Here is a pic from the other day snowblowing city sidewalks that were part water, slush and snow.
I will get some more pics and video up later.


----------



## S-205 (Feb 27, 2009)

Looks slushy and wet for sure


----------



## PrimoSR (May 15, 2010)

ryde307;1458802 said:


> Here are a few pics from the other day. Should have more if we get this storm tomorrow.
> Blowing back snow piles.
> 
> 
> ...


I saw the Tool Cat driving through Excelsior today, looked like it just had a bath at the FD.


----------



## ryde307 (Dec 3, 2009)

I think I was in it and saw you that day. Not sure I have a bad memory. Typically gets a bath with everything else tehn drive it to lunch in Excelsior.
Now its sitting with everything else at the shop.
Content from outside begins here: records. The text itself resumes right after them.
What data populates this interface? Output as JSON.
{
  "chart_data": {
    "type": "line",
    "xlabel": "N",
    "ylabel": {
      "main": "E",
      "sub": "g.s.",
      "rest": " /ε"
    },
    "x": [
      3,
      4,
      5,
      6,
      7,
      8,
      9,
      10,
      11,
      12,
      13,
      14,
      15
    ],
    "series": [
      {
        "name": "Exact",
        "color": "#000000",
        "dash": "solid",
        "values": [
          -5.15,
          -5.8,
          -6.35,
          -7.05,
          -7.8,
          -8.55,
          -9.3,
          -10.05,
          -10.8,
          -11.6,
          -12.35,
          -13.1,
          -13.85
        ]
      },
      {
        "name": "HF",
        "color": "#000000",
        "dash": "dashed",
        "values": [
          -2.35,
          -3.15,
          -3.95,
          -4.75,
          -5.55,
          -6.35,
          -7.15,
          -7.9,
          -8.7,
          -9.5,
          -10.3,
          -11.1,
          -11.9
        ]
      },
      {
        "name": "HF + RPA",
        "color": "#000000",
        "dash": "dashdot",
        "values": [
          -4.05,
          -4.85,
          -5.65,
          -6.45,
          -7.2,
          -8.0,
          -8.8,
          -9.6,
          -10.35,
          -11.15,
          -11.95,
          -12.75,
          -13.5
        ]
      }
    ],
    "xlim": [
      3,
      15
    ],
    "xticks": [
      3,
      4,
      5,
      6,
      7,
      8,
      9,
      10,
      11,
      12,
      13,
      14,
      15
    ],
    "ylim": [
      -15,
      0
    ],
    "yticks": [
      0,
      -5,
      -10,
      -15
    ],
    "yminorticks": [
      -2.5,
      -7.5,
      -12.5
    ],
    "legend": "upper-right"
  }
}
We are going to use it in the next week for mulch at a HOA and see how it does.


----------



## PrimoSR (May 15, 2010)

ryde307;1471965 said:


> We are going to use it in the next week for mulch at a HOA and see how it does.


I bet it worked great for that.


----------



## SnoMan19 (Dec 17, 2011)

That hook lift ford is awesome.


----------



## ryde307 (Dec 3, 2009)

New Snowblower









New Skid plow and Boss pusher









Salt Delivery









Think Snow


----------



## ryde307 (Dec 3, 2009)

One more of some trucks lined up.


----------



## ryde307 (Dec 3, 2009)

A load of things coming out of storage.


----------



## S-205 (Feb 27, 2009)

Awesome pictures, I like that deckover!


----------



## ryde307 (Dec 3, 2009)

Thanks, We purchased it used this summer. It needed new brakes and had a slightly bent axle. It suprisingly was cheaper to buy new complete axles than to get brakes for it. We also then sandblasted and painted it al fresh.


----------